Similarly to (17)-(19), (ii) is derived by observing

$$\begin{aligned} \begin{aligned} D_2(z_0)&= \frac{1}{T} \sum _{s=1}^{[Tz_0]} [ \frac{s}{\sqrt{T}} \{ \sum _{i=1}^N {\hat{\lambda }}_i^{-1} ( \frac{1}{s} \sum _{t=1}^s IF(Y_{it}; F_{it}) + R_{i,1,s}\\&\quad - \frac{1}{[Tz_0]} \sum _{t=1}^{[Tz_0]} IF(Y_{it}; F_{it}) + R_{i,1,[Tz_0]})\}]^2 {\mathop {\longrightarrow }\limits ^{\mathrm{d}}} \omega _{IF}^2 \int _0^{z_0} [B(u) - \frac{u}{z_0} B(z_0)]^2 du, \end{aligned} \end{aligned}$$

and (iii) is obtained similarly. \(\square\)

1.2 A.2 Bandwidth for long-run variance estimator and block length for moving block bootstrapping

We specify the bandwidth for the long-run variance estimator and the block length for the moving block bootstrapping, which are required by the existing tests considered in Sect. 5. The long run variance estimator for the tests \(H_{opt}\), B, \(B^*\) for panel mean break is considered with the optimal bandwidth of Andrews (1991) \(l= 1.1447\{4T{\hat{\rho }}^2/(1-{\hat{\rho }}^2)^2\}^{1/3},\) where \({\hat{\rho }}\) is the estimated AR(1) coefficient in the AR(1) fitting to \(\sum _{i=1}^N Y_{i,t},~t =1, \ldots , T\). For the test H, we consider the bandwidth \(l = 3\), which were considered by Horvath and Huskova (2012). The tests U, W for the panel variance break use the bandwidth \(l =3, T^{1/3}\), respectively, which were considered by Shi (2015)and Li et al. (2015).

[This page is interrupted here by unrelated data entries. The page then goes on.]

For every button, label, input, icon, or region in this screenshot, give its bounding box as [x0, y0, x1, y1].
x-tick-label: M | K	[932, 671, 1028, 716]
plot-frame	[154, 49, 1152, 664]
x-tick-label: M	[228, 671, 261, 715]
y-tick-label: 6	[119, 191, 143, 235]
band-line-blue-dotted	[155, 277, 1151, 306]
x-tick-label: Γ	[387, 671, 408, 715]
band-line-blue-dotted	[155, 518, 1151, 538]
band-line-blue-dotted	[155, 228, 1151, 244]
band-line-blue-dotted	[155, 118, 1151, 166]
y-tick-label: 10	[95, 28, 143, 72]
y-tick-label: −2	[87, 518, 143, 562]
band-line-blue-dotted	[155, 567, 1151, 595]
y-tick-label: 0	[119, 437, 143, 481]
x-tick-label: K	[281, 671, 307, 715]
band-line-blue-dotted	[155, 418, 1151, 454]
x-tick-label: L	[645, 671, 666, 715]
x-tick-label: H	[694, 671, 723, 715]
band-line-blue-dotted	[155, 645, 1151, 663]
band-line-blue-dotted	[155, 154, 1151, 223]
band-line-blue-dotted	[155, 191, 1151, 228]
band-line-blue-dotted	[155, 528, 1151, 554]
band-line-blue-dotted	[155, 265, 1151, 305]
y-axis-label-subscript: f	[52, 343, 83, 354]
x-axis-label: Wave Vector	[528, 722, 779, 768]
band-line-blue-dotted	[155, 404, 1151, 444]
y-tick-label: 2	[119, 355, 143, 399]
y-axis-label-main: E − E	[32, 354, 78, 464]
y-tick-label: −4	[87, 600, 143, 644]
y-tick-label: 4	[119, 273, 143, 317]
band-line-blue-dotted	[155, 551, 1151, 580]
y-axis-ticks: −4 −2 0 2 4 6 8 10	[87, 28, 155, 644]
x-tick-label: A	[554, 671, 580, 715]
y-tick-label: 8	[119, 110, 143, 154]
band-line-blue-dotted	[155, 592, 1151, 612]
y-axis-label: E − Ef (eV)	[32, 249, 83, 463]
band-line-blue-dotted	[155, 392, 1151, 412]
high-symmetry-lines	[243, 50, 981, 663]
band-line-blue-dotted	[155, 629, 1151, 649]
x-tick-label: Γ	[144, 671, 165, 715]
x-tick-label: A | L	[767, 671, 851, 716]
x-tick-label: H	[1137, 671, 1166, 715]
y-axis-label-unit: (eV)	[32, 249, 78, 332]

The block length parameter \(L_{MB}\) of the bootstrap tests \(B^*\), \(J^*\) is considered to be the optimal block length parameters of Politis and White (2004, Section 3.2),

$$\begin{aligned}L_{MB} = [2{\hat{G}}^2T/(\frac{4}{3}{\hat{g}}^2(0))]^{1/3}, \end{aligned}$$

where

$$\begin{aligned} \begin{aligned}{\hat{G}} =&\sum _{ k=-M}^M \lambda (k/M) |k| {\hat{R}}(k),~~{\hat{g}}(r) = \sum _{ k=-M}^M \lambda (k/M) {\hat{R}}(k) cos(rk),~~ M = logT, \\ \lambda (y)&= 1~ \text { if } |y|<\frac{1}{2},~~\lambda (y)=2(1-|y|)~ \text { if }\frac{1}{2} \le |y| \le 1,~~\\ {\hat{R}}(k)&=\frac{1}{T}\sum _{t=1}^{T-|k|}(R_t-{\bar{R}}_T)(R_{t+|k|}-{\bar{R}}_T),\\ R_t =&\sum _{i=1}^N ({E}_{it} - {\bar{E}}_i),~{E}_{it}=(\frac{Y_{it}-{\bar{Y}}_{i}}{sd_{i}})^2,~~{\bar{E}}_i = \frac{1}{T}\sum _{t=1}^T E_{it} ~~{\bar{R}}_T = \frac{1}{T} \sum _{t=1}^T R_t, \end{aligned} \end{aligned}$$

and \(sd_{i}^2\) is the sample variance of \(Y_{i,t},t=1,\ldots ,T\).